Keunikan arsitektur Masjid Wapaue menjadi daya tarik tersendiri. Meskipun masjid ini berkali-kali direnovasi, namun bentuk aslinya tetap dipertahankan. Masyarakat bersepakat untuk tidak mengubahnya sedikit pun. Masjid dibangun dengan kayu dengan luas 10 x 10 meter. Salah satu ciri khas bangunannya adalah menggunakan gaba-gaba atau pelepah sagu serta rumbai sebagai atapnya.

 

Di bagian dalam Masjid Wapaue, ada empat tiang yang merupakan pilar asli sejak awal dibangun. Dindingnya terbuat dari papan dan batang daun sagu yang ditopang dengan 12 buah tiang.


Keunikan lainnya terdapat pada struktur bangunan yang terlihat miring dari samping. Kemiringan tersebut terlihat pada bagian kubah yang tidak simetris dengan bentuk masjid.

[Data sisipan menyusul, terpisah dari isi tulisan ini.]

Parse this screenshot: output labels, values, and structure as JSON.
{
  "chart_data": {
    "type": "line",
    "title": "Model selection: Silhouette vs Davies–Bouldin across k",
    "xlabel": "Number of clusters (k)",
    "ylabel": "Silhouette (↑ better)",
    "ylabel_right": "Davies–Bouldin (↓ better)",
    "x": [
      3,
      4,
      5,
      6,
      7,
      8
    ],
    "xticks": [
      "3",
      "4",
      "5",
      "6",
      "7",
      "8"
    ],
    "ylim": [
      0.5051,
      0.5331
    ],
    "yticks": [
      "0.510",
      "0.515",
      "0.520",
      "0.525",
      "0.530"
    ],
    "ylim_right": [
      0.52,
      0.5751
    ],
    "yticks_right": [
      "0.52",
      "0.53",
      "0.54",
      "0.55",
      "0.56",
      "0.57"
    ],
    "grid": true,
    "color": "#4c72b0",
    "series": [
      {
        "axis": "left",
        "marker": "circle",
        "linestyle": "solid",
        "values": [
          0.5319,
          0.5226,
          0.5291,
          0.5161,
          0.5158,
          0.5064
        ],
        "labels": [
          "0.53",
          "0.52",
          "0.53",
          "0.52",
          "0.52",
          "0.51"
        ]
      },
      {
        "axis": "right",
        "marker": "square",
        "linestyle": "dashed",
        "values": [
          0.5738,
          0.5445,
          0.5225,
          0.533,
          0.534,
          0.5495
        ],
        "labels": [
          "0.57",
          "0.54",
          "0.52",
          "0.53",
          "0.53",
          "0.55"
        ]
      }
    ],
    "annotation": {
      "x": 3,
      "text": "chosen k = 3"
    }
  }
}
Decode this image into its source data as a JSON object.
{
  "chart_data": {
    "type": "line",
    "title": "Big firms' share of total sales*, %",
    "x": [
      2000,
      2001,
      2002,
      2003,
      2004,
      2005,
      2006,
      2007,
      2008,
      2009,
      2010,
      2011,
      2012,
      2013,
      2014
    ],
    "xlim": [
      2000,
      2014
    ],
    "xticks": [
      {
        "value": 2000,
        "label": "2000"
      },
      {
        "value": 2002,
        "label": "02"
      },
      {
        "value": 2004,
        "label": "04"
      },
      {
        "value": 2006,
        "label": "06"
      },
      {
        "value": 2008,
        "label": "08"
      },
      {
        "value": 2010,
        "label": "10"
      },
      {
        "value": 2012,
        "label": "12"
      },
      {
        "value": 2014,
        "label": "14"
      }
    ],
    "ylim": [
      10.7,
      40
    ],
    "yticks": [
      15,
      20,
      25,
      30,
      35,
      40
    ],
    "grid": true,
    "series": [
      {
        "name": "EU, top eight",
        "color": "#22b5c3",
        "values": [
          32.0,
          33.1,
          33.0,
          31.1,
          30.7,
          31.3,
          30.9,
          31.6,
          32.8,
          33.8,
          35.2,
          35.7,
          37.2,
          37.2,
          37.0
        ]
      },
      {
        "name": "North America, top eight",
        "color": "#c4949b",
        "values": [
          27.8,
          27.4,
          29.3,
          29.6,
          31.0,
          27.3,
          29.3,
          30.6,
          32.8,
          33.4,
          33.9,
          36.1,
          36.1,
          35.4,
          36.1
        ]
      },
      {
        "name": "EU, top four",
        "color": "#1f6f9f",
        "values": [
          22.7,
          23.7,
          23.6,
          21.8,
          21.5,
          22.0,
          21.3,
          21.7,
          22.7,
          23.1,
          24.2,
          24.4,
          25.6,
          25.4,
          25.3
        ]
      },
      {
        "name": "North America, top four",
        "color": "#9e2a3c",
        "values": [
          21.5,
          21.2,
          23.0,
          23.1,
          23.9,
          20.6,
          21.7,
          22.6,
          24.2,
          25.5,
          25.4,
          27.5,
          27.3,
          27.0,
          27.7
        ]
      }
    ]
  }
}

Arsitektur Masjid Wapaue dibuat dari kayu tanpa menggunakan paku. Kondisi ini membuat bangunan masjid mudah dilepas pasang.


Manuskrip Al-Qur’an
Pengunjung semakin dibuat berdecak kagum lantaran di dalam rak lemari kaca masjid ini tersimpan manuskrip kuno mushaf Al-Qur’an. Menurut catatan sejarah, mushaf kuno itu selesai ditulis Muhammad Arikulapessy pada tahun 1550.

 

"Al-Qur’an tersebut ditulis oleh Imam Muhammad Arikulapessy menggunakan tinta dari campuran getah pohon dan pena urat enau. Konon mushaf Al-Qur’an ini termasuk tertua di negeri ini," ungkap tetua adat masyarakat setempat.


Mushaf Al-Qur’an yang konon termasuk tertua di Indonesia itu dibuat tanpa iluminasi hiasan pinggiran halaman. Mushaf lainnya adalah Mushaf Nur Cahya yang selesai ditulis 1590 juga tanpa hiasan pinggir dan ditulis tangan pada kertas buatan Eropa.

 

Menurut tetua adat setempat, kedua penulis mushaf tersebut adalah imam-imam Masjid Wapaue. Imam Muhammad Arikulapessy adalah imam pertama, sementara Imam Nur Cahya adalah cucunya.

 

Selain Al-Quran, karya Imam Nur Cahya lainnya adalah tulisan tangan yang memuat seluruh isi Kitab maulid al-Barzanzi sebagaimana ditulis Imam Ja’far bin Hasan al-Barzanji, penulis kitab termasyhur berisi puji-pujian kepada Nabi Muhammad saw tersebut.

 

Di dalam Masjid Wapaue juga menyimpan timbangan zakat fitrah yang terbuat dari kayu dengan pemberat dari kerang laut. Timbangan tersebut dilengkapi dengan anak timbangan seberat 2,5 kilogram yang terbuat dari campuran batu dan kapur. Di masa lampau, satu anak timbangan sama dengan satu zakat.

 

Pantauan NU Online, Masjid Wapaue terletak di daerah penuh artefak sejarah. Sekira 150 meter dari masjid ke arah utara, persisnya di tepi jalan raya, terdapat gereja tua yang merupakan peninggalan Portugis dan Belanda yang hancur lantaran konflik bernuansa SARA di Ambon pada 1999 silam.

 

Bangunan tua lainnya terletak 50 meter dari gereja tersebut, yaitu benteng Amsterdam. Bangunan peninggalan Belanda ini awalnya merupakan loji Portugis. Benteng yang terletak di bibir pantai menjadi saksi bisu sejarah perlawanan para pejuang Tanah Hitu dalam Perang Wawane (1634-1643) dan Perang Kapahaha (1643-1646).